Section 6 elaborates on the inference from the results of previous section that: ‘independent directors have incentives to aid antitrust authorities and corporate investors in correcting wrongdoing.’ In particular, it is found that:
- there is a positive association between the presence of independent directors and the probability that a firm will apply for leniency. This is said to be consistent: ‘with the argument that independent directors favor cooperation with antitrust authorities to mitigate personal costs arising from prosecution’;
- firms with a higher proportion of independent directors are more likely to replace their CEOs after cartel prosecutions. This is in line with the hypothesis that: ‘The risk of incurring personal costs from cartel prosecution should induce independent directors to take actions that enhance their reputation as monitors committed to punishing fraudulent behavior. An especially important disciplinary action the board can take is to force the replacement of the CEOs of the prosecuted firm.’
- cartels formed by firms with a higher proportion of independent directors exhibit significantly lower survival rates – i.e. they last fewer years – than cartels formed by firms with low proportions of independent directors.
- firms charged with cartel misbehaviour tend to subsequently appoint new independent directors.
The paper contributes: ‘to the debate on antitrust policies by providing evidence of measurable, significant market sanctions on individuals involved in price-fixing schemes.
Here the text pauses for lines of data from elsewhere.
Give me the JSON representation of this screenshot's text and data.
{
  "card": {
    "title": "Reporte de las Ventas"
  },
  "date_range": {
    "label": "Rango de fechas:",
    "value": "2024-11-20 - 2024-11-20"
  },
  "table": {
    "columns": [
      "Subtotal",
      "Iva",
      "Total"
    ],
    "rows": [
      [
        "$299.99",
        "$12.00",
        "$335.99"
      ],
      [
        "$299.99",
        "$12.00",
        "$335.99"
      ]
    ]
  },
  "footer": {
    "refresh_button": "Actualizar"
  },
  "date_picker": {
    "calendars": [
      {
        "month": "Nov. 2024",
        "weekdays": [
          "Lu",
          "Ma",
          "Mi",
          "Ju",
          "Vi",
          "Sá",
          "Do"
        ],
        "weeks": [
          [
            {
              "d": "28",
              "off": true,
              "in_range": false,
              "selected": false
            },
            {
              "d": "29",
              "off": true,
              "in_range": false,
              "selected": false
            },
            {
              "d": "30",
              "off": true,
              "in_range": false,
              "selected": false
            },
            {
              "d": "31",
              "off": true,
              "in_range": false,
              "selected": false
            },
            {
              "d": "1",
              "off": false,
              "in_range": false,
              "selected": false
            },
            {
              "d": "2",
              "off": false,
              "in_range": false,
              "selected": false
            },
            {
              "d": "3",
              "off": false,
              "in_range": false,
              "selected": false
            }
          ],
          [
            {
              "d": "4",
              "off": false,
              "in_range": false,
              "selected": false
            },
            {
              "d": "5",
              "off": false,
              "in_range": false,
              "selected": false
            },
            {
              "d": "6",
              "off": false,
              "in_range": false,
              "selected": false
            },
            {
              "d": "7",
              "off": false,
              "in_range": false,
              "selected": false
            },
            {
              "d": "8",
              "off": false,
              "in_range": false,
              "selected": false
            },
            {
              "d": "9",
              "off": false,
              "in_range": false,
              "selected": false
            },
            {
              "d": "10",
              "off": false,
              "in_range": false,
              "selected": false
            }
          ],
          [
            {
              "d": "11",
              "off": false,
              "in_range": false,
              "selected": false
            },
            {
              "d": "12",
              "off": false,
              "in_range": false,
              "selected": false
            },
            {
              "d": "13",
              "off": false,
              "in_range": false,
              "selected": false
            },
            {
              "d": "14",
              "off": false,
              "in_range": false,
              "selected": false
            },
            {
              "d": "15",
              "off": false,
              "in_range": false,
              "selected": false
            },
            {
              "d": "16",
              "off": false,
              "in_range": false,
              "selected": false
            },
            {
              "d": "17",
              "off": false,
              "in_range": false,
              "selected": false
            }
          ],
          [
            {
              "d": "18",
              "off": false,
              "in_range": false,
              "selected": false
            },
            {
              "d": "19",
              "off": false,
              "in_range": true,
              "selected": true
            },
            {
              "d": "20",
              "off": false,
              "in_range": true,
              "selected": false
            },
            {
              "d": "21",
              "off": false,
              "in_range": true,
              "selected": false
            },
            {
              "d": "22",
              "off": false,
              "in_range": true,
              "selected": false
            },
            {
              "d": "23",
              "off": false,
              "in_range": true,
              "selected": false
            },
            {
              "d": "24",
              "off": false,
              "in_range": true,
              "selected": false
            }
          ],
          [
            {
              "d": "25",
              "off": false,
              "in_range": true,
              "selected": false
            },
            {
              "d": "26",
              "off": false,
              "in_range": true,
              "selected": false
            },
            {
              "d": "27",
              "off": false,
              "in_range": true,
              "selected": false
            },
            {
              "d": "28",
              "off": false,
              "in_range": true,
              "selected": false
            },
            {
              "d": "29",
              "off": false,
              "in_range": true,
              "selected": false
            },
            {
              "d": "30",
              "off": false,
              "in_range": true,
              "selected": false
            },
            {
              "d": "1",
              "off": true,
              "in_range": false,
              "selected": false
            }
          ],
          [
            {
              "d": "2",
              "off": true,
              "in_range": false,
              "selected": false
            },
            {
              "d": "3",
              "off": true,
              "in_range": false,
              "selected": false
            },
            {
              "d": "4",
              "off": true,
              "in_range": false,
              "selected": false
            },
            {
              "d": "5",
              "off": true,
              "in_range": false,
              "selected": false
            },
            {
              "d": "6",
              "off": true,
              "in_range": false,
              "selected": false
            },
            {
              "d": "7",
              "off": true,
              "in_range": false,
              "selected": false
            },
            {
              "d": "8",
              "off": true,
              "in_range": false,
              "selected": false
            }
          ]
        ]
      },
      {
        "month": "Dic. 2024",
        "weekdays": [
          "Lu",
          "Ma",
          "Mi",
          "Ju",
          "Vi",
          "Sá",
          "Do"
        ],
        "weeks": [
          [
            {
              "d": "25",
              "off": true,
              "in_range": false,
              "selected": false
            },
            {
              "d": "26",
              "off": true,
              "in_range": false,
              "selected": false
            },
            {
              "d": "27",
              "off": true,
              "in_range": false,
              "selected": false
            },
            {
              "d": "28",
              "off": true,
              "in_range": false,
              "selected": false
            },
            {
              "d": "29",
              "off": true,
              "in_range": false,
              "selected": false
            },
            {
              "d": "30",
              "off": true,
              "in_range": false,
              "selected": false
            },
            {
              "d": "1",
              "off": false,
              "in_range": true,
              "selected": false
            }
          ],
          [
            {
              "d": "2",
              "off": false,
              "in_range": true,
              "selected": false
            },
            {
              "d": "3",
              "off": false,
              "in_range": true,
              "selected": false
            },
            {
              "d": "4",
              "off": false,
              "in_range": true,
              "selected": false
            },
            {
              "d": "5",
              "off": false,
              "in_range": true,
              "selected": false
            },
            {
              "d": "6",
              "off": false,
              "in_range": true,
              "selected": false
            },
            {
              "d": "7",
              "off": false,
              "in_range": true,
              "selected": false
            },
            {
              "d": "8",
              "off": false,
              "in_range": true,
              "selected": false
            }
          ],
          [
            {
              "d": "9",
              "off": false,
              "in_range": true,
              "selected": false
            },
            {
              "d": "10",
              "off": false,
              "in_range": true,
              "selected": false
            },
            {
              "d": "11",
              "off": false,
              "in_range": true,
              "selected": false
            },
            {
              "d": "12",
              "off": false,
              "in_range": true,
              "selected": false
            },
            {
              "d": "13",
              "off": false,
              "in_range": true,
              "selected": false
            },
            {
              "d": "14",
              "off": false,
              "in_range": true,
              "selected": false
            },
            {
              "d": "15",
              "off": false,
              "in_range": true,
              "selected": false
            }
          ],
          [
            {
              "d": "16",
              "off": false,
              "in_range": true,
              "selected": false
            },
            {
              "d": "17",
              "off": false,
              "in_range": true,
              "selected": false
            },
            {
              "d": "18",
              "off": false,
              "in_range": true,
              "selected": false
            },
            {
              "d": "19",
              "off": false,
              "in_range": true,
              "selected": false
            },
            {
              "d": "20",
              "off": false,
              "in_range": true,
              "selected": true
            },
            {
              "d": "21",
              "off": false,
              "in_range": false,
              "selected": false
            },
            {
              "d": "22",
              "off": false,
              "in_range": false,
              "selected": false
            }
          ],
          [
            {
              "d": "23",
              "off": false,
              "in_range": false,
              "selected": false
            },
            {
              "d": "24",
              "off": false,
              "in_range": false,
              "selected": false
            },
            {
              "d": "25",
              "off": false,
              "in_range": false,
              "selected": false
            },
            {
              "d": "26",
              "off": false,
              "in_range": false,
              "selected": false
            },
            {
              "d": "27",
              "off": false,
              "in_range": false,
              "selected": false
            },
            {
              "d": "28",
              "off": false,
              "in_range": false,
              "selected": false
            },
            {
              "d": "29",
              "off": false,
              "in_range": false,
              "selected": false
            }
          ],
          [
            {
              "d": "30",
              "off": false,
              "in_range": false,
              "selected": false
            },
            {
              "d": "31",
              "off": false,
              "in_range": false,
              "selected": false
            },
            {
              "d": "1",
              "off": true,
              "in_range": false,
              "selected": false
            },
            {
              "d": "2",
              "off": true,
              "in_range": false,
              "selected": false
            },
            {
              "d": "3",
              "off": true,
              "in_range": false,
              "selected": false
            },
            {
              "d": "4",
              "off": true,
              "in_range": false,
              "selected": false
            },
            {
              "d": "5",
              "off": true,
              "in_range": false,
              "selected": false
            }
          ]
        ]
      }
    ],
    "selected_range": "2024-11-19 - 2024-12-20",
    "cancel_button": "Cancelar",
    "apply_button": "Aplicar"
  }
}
Critically, those officials’ incentives and actions reduce the prosecution costs borne by shareholders and the stability of cartel schemes.’ The authors believe (rightly, in my view) that the results of the study are: ‘relevant to regulators designing and enforcing antitrust policies.’
I think that there are a number of additional inferences that could be drawn from this study, even if (significant) caution is called for in doing this: (i) this study would seem to contradict the argument that cartels are often the result of mid-level rogue employees – or, at the very least, it could indicate that boards will tend to actively hide cartel activities or look away unless independent corporate controls are in place; (ii) given the apparent consensus that pecuniary penalties imposed on companies are both extremely high and not reflective of cartelists gains, the paper may provide support for those who support penalising not only individuals directly involved in cartel activity but also board members who wilfully or negligently allowed that cartel activity to take place, or to continue to take place; (iii) the paper may suggest that competition law concerns could be relevant for the design of corporate governance rules, at least in industry sectors where collusion seems more likely.